Convened by IRI, Ghanaian national and regional women political party leaders will gather in Accra, Ghana on August 17 and 18 to discuss the barriers to women’s full participation in political parties.

Despite Ghana’s strong democratic progress over the past two decades, it has fallen short of achieving equal representation for women in politics. IRI’s party exchanges aim to address this ongoing gap in democratic progress and to build momentum for political parties to improve women’s inclusion in decision making processes ahead of the next electoral cycle.

At the conference, IRI will share the results from focus group discussions held with women members of political parties conducted in Accra, Kumasi and Tamale earlier this year. The two-day conference will be followed by intra-party dialogues for each of the leading Ghanaian political parties wherein women leaders will use information from the sessions to develop strategies for increasing their political participation ahead of the 2020 elections.

In the lead up to the 2016 elections, major political parties in Ghana regressed in their commitment to improving gender equality, a fact confirmed by IRI’s 2016 gender assessment. For example, the National Democratic Congress (NDC) failed to reserve 40 percent of its parliamentary candidates for women, despite commitments to meet that threshold. In addition, the New Patriotic Party (NPP) openly revoked an internal affirmative action principle after executives believed that the principle would hurt its chances of winning. And, despite Ghana ratifying the Maputo Protocol in 2007, only 13.45 percent of the current Parliament members are women.

There are also few prospects for women’s leadership within Ghanaian political parties. Women’s wings of political parties are activated before election day to mobilize voters, but their roles generally do not go beyond the grassroots level or necessarily carry decision making authority. Many parties also designate internal positions (commonly referred to as the National Women’s Organizer and Deputy National Women’s Organizer) for developing outreach strategies and gaining more women voters and members for the party, but these positions are generally underfunded or sometimes not funded at all. In the recently concluded NPP delegate conference for electing party executives, only two women took up positions (one of them being the National Women’s Organizer). Systematically including women in party leadership has the potential to strengthen the party and broaden its base. If parties do not realize that, the outlook for women’s political representation in Ghana is bleak.

As a longtime gender advocate, Executive Director of the Gender Centre for Empowering Development and new member of IRI’s Women’s Democracy Network, I believe that IRI’s women’s multi-party strategy conference and intra-party dialogues for women political leaders are as important as they are timely and address a critical need in Ghana. Political parties will soon be holding primaries and these party exchanges could inform needed reforms to mainstream gender into campaign plans and party policies. I look forward to discussions that will encourage political parties to develop women-centered platforms or manifestoes that reflect women’s priorities.

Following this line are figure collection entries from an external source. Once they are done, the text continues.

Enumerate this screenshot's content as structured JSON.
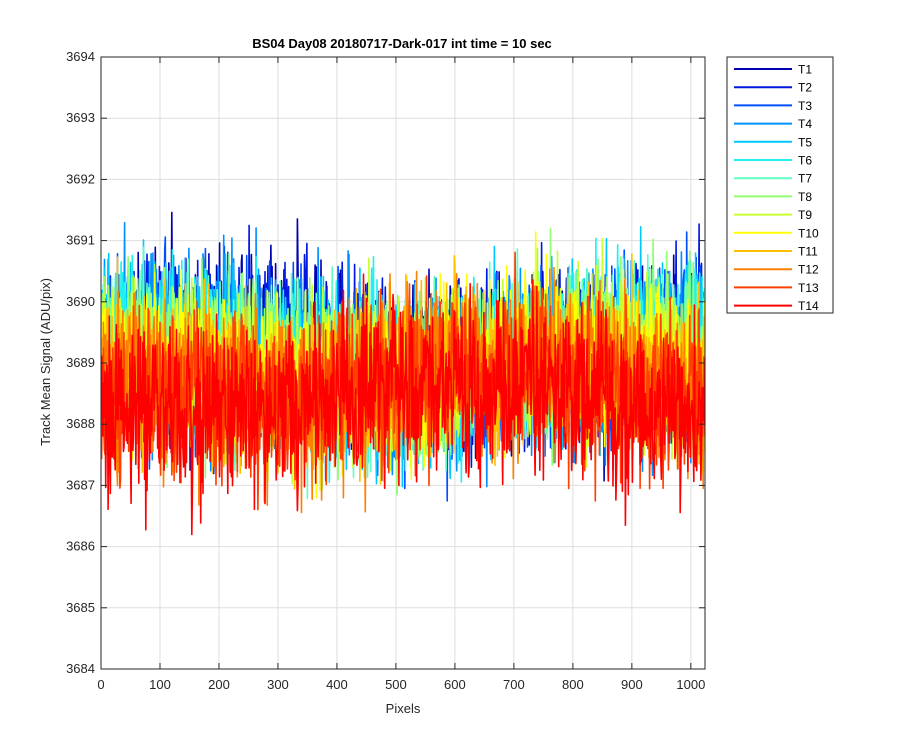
{
  "chart_data": {
    "type": "line",
    "title": "BS04 Day08 20180717-Dark-017 int time = 10 sec",
    "xlabel": "Pixels",
    "ylabel": "Track Mean Signal (ADU/pix)",
    "xlim": [
      0,
      1024
    ],
    "ylim": [
      3684,
      3694
    ],
    "xticks": [
      0,
      100,
      200,
      300,
      400,
      500,
      600,
      700,
      800,
      900,
      1000
    ],
    "yticks": [
      3684,
      3685,
      3686,
      3687,
      3688,
      3689,
      3690,
      3691,
      3692,
      3693,
      3694
    ],
    "grid": true,
    "legend_position": "outside-top-right",
    "x": {
      "start": 1,
      "end": 1024,
      "step": 1
    },
    "series": [
      {
        "name": "T1",
        "color": "#0000b0",
        "mean": 3689.1,
        "spread": 1.15
      },
      {
        "name": "T2",
        "color": "#0018e0",
        "mean": 3689.1,
        "spread": 1.15
      },
      {
        "name": "T3",
        "color": "#0050ff",
        "mean": 3689.0,
        "spread": 1.15
      },
      {
        "name": "T4",
        "color": "#0090ff",
        "mean": 3689.0,
        "spread": 1.2
      },
      {
        "name": "T5",
        "color": "#00c8ff",
        "mean": 3689.0,
        "spread": 1.15
      },
      {
        "name": "T6",
        "color": "#20f0f0",
        "mean": 3689.1,
        "spread": 1.1
      },
      {
        "name": "T7",
        "color": "#60ffc0",
        "mean": 3689.0,
        "spread": 1.1
      },
      {
        "name": "T8",
        "color": "#90ff70",
        "mean": 3689.0,
        "spread": 1.1
      },
      {
        "name": "T9",
        "color": "#c8ff30",
        "mean": 3688.9,
        "spread": 1.1
      },
      {
        "name": "T10",
        "color": "#ffff00",
        "mean": 3688.9,
        "spread": 1.1
      },
      {
        "name": "T11",
        "color": "#ffc000",
        "mean": 3688.8,
        "spread": 1.1
      },
      {
        "name": "T12",
        "color": "#ff8000",
        "mean": 3688.7,
        "spread": 1.1
      },
      {
        "name": "T13",
        "color": "#ff4000",
        "mean": 3688.6,
        "spread": 1.1
      },
      {
        "name": "T14",
        "color": "#ff0000",
        "mean": 3688.4,
        "spread": 1.15
      }
    ]
  }
}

By organizing the conference well before the electoral period starts, the exchanges will allow for open and honest discussions among political party leaders about the challenges that women face without the distraction of campaigns. It could also give political party leaders time to implement the recommendations issued by their female members and actively include them in decision-making processes as they prepare for elections.

With my experience as a student activist within one of the major political parties and also advocating for women’s rights in Ghana for over 11 years, I believe forums like these are crucial to the struggle of overcoming barriers that women face in politics. They help build consensus and provide a rare opportunity for women within political parties (many located in distant regions throughout Ghana) to strategically work together for a common cause. Forums such as IRI’s also have the capability to encourage women to run for office and vie for positions within their respective parties. Should this be the case after the IRI-organized dialogues, women’s inclusion in politics and representation in government could increase in the next electoral cycle.